Only two voices have ever sung songs of certainty to my heart. Songs so strong and profound that I could not deny them if I tried. The first song my heart ever knew to be undeniably true was the rich and full choral canticle of the Gospel of God’s grace. The second was the dirge of depression.
These two songs are impossibly irreconcilable. The Gospel song is the good news of endless hope and boundless embrace in the warmth of God’s mercy and forgiveness. And I have known it to be true.
The song of depression, on the other hand, is a droning hum that promises no hope, no embrace, no warmth, and no mercy or forgiveness. The song of depression is the promise of blackness and nothingness – pure oblivion. And with the same confidence that I have known the Gospel to be true, so have I known this hopelessness.
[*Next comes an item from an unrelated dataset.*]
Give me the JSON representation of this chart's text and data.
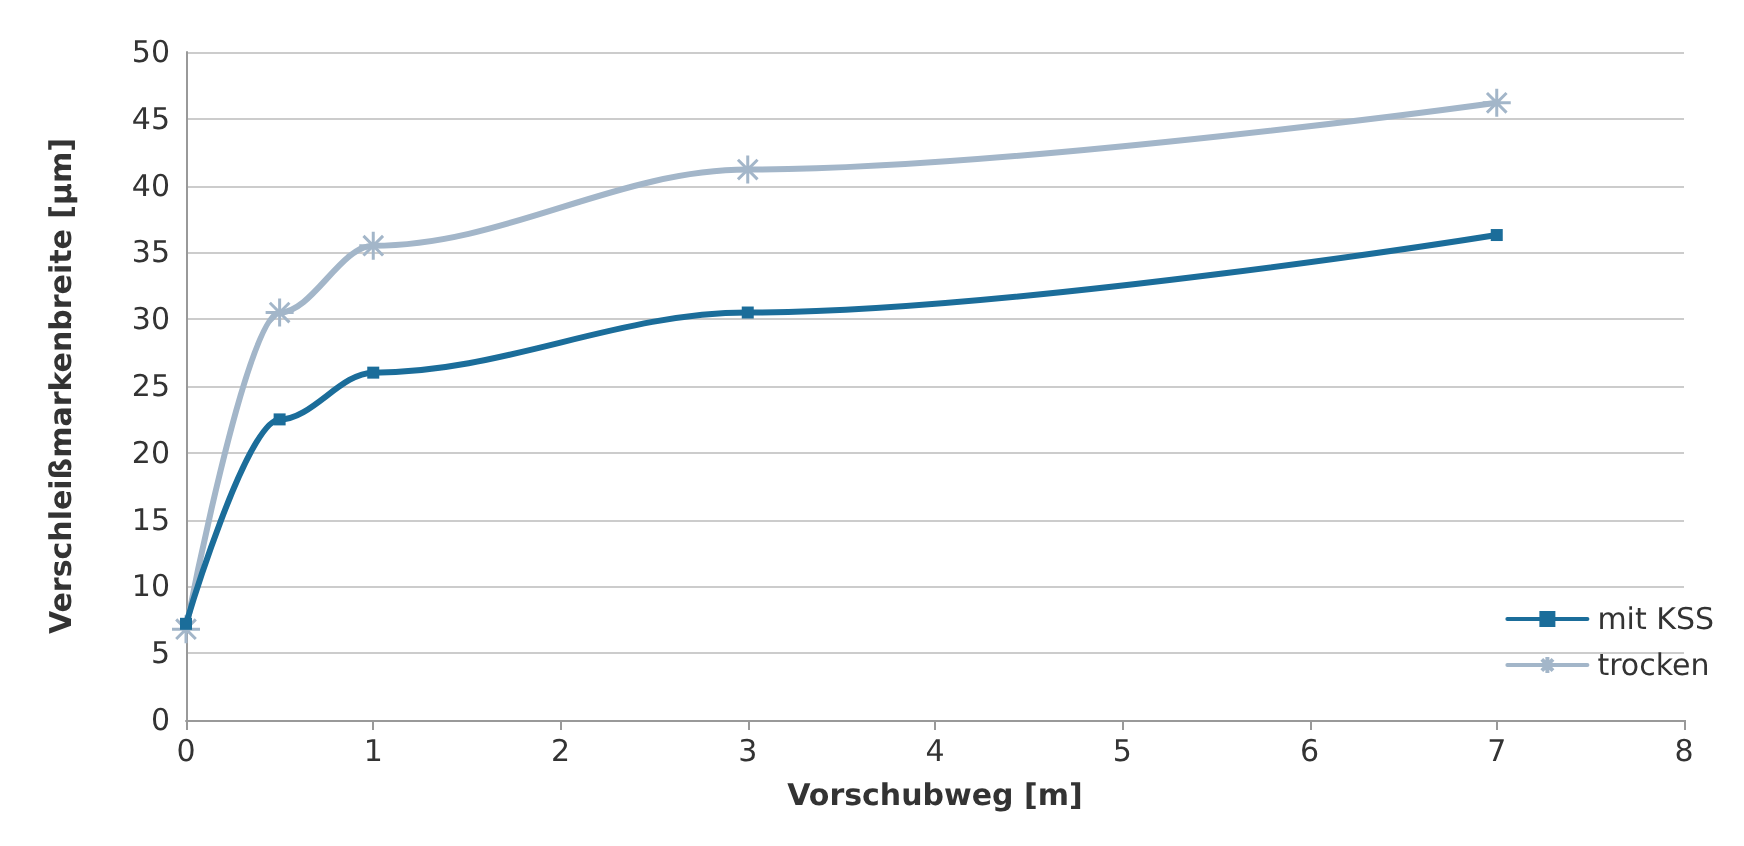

The Gospel is pure freedom. It is a song that makes you dance and weep and invite others in all at once. It is rare enough to treasure as your prize, but plentiful enough to distribute without partiality. It removes the strain and stress of labor and performance and replaces it with the unremitting acceptance of a mother’s arms. There is liberty because the war is over, and the labor can cease. And all remaining activity is a celebratory parade en route to the courts of the victorious and merciful King. And it can be experienced with unwavering certainty.
Depression is slavery. It is a song so hideous and horrible that its listeners must curl up and cover their ears, shutting out all other voices with it. There is not merely a lack of objects to which hope can be attached, but a realization that hope never existed to begin with. It is a stone around your neck in the sea. Every breath becomes a desperate and panicked gasp for survival. It is the promise that there is no King or kingdom; no mother with her arms wide open; no treasure to share, and no parade to dance in. There is only nothing. God is dead. And contrary to the insistence of the intelligentsia, when God dies, all hope and order and goodness die with Him. The only thing this bleak and desperate landscape has in common with the Gospel is that it too can be experienced with unwavering certainty.
So here I stand. Two bands playing two songs at full volume, one on either side of me. Both played with such conviction that one would be foolish to dismiss either. To which song do I sing along? Which tune is true? Which do I hum in my head without realizing?
The truth is, I sing them both. There are days when the funeral march of depression is too loud to ignore. I find myself tapping my toe as an act of resignation, confident that the hopeless tune is true. I stomp along with the rhythm like a slog to the gallows. I hate these days. These days are thieves, and they rob me of everything I love. I long to forget the song that plays on these days.
But then there are days when the Gospel tune pours in and drowns out the hopelessness with its bright and sanguine melody. The hope of eternity fills my ears and lifts me up off the ground before I can even muster the strength to stand myself upright. The face of my Savior is smiling and sympathetic, willing to embrace me despite my habitual absence from the parade. And not content to allow me to merely hear the song, He hands me an instrument and joyfully insists that I am part of the band, and that the song sounds best when I join in. And so I do. And I forget the notes, and I am flat or sharp at times, but He insists that it’s OK because the song we are playing is true, and good, and the Composer is pleased to hear it. I love these days. These days are gifts, and they fill me to overflowing with all I need. I ache to commit to memory every note of the song that plays on these days.
So I struggle. I hear two tunes, both claiming exclusive rights to truth. And I sing them both. I dream of the day when I will sing only one. But in the interim, I choose to allow one to ring slightly truer than the other. I hope in it, because I suspect it is the song my ears were made to hear. And at times, I get to join the band and play along.